The thermal and flicker sources are physically independent, so they too combine in quadrature:

$$\sigma_w = \sqrt{\sigma_{\text{thermal}}^2 + \sigma_{\text{flicker}}^2} \;\propto\; \sqrt{\frac{k_B T}{V^2\, m} + \frac{(1 - w^2)^2}{m}}.$$

Both terms carry the 1/√m, so the whole read quiets as the pair gathers evidence. The thermal term is a flat floor whose height you set with V; the flicker term adds the (1 − w²) bulge on top, widest at the balance point and closing toward the rails. Raise V and the thermal floor drops toward the flicker bulge; drop V and the floor rises above it.

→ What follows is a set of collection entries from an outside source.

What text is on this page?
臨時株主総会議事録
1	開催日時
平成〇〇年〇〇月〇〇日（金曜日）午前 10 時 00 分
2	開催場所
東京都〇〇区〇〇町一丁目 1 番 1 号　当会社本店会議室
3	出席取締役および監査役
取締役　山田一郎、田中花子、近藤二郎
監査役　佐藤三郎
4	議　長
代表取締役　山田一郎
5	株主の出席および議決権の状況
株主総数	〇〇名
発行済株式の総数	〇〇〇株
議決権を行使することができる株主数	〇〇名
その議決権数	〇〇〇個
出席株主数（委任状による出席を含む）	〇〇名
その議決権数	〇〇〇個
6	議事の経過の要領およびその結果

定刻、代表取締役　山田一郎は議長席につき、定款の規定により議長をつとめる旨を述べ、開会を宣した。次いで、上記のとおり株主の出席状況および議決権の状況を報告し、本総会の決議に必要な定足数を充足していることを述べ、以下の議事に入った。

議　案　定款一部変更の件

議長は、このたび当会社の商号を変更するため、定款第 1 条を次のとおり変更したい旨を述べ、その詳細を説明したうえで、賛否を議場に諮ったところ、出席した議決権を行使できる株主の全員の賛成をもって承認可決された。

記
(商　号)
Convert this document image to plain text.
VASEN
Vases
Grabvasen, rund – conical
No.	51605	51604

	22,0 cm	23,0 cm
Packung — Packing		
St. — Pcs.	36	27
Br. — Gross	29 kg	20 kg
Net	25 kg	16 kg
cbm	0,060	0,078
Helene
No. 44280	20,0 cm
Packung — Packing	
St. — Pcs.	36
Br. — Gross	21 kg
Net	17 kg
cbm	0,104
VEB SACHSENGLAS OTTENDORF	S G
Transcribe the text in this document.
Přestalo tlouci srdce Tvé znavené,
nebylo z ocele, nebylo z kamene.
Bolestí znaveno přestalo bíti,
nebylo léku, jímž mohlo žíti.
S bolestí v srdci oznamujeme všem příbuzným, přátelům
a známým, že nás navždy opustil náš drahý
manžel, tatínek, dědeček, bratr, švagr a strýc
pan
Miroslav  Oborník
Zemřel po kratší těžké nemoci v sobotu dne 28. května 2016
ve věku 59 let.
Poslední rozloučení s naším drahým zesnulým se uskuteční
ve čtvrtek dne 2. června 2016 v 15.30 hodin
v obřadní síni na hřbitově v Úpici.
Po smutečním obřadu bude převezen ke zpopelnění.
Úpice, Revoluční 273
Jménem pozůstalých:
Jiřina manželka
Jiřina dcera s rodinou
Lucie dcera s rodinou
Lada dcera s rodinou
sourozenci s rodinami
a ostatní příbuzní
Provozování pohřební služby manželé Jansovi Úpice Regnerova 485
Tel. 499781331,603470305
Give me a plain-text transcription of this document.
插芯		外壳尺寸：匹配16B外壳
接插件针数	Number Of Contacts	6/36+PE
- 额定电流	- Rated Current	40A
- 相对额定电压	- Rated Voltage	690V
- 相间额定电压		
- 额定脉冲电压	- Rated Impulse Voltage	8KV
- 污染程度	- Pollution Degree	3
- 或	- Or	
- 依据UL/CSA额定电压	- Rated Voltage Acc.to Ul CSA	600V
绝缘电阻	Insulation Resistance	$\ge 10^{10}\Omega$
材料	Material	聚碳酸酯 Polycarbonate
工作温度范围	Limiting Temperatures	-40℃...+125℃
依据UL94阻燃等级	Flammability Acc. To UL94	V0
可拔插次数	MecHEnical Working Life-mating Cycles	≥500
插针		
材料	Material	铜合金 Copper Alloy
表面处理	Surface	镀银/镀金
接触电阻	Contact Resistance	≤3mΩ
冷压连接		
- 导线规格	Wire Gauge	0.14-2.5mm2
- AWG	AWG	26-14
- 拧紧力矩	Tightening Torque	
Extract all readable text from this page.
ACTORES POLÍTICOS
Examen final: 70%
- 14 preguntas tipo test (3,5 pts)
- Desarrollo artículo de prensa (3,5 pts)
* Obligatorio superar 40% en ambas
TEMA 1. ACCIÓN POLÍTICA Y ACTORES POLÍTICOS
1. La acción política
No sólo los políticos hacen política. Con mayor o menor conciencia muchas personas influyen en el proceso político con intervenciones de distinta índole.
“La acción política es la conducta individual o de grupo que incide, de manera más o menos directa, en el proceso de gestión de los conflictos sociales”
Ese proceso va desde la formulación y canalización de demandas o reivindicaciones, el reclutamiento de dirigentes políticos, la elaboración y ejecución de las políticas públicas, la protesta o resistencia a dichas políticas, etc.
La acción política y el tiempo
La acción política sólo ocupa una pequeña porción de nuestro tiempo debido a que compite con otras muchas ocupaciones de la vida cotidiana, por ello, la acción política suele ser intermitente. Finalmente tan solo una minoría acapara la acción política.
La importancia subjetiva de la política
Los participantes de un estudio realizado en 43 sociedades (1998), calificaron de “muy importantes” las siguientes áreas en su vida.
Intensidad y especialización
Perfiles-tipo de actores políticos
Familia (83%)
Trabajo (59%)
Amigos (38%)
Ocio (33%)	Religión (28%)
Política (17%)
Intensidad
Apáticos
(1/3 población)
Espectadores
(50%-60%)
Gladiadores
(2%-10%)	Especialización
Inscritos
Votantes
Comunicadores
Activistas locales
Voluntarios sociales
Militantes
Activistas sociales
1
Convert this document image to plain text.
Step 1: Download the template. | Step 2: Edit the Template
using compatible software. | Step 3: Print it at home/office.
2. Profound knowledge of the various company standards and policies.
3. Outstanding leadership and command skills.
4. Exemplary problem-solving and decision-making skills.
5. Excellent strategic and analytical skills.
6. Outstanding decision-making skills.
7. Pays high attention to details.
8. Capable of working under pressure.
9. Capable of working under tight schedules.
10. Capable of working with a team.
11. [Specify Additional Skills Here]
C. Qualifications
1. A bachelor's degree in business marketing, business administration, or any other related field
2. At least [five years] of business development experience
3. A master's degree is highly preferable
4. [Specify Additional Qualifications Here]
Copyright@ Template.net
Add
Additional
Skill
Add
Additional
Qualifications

That is the read-voltage dial.

Why this is the shape of the Beta posterior#

Chapter 3b reads the same two conductances as a Beta distribution The standard way to describe a still-being-learned belief about a yes-or-no probability, like the bias of a coin. It is built from two counts: how many “yes” and how many “no.” : the a-side count is α = Ga, the b-side is β = Gb. Three numbers come off that distribution:

$$\mu = \frac{\alpha}{\alpha+\beta}, \qquad \kappa = \alpha + \beta, \qquad \sigma_\mu^2 = \frac{\mu(1-\mu)}{\kappa + 1}.$$

Here is the variable dictionary, the part that is easy to lose track of:

Two substitutions line the belief’s spread up with the device’s read noise.

First, the lean. Since μ = (1 + w)/2 and 1 − μ = (1 − w)/2, their product is:

$$\mu(1-\mu) = \frac{(1+w)(1-w)}{4} = \frac{1 - w^2}{4}.$$

The same (1 − w²) the flicker derivation produced is exactly the Beta’s μ(1 − μ), rescaled. The belief is widest at the balance point and collapses toward the certain ends, the same way the read noise does.

Second, the evidence. The Beta’s concentration κ is the magnitude m, so its variance carries the 1/(κ + 1) = 1/(m + 1) that narrows as evidence climbs. Putting both into the belief’s standard deviation on w (which is 2σ_μ, since w = 2μ − 1):

$$\sigma_w^{\text{belief}} = 2\sigma_\mu = \frac{\sqrt{1 - w^2}}{\sqrt{m + 1}} \;\approx\; \frac{\sqrt{1 - w^2}}{\sqrt{m}}.$$

Compare the two side by side. The device’s read scatter and the Beta belief’s spread both fall as 1/√m with evidence, and both close toward the rails through a (1 − w²) factor. The match is in the form, not the exact exponents: the flicker term carries (1 − w²) where the belief carries √(1 − w²), and the thermal term adds a w-independent floor the pure belief does not have. So the device read scatters the way its belief is spread — narrowing with evidence, tightening toward a decision — without that being an exact algebraic identity. The device samples something with the same two-way dependence as its own posterior — on evidence and on the lean — and the randomness is the device’s own physical noise.

In one paragraph#

A read returns the stored weight plus noise from two sources. Thermal noise sets a flat floor √(kT)/(V√m) — quieter for a bigger pair, and tunable through the read voltage V. Flicker noise wiggles each conductance by a fixed fraction of itself; propagating those two independent wiggles through the ratio w = (Ga − Gb)/(Ga + Gb) produces 2√2·ε·Ga·Gb/m², and the algebraic identity 1 − w² = 4Ga·Gb/m² renames that as (1 − w²), with a further 1/√m from the fractional amplitude falling with evidence. The two add in quadrature. The result narrows the same two ways the Beta posterior does — with evidence, and toward the rails — so a read is a sample whose width tracks the pair’s own confidence.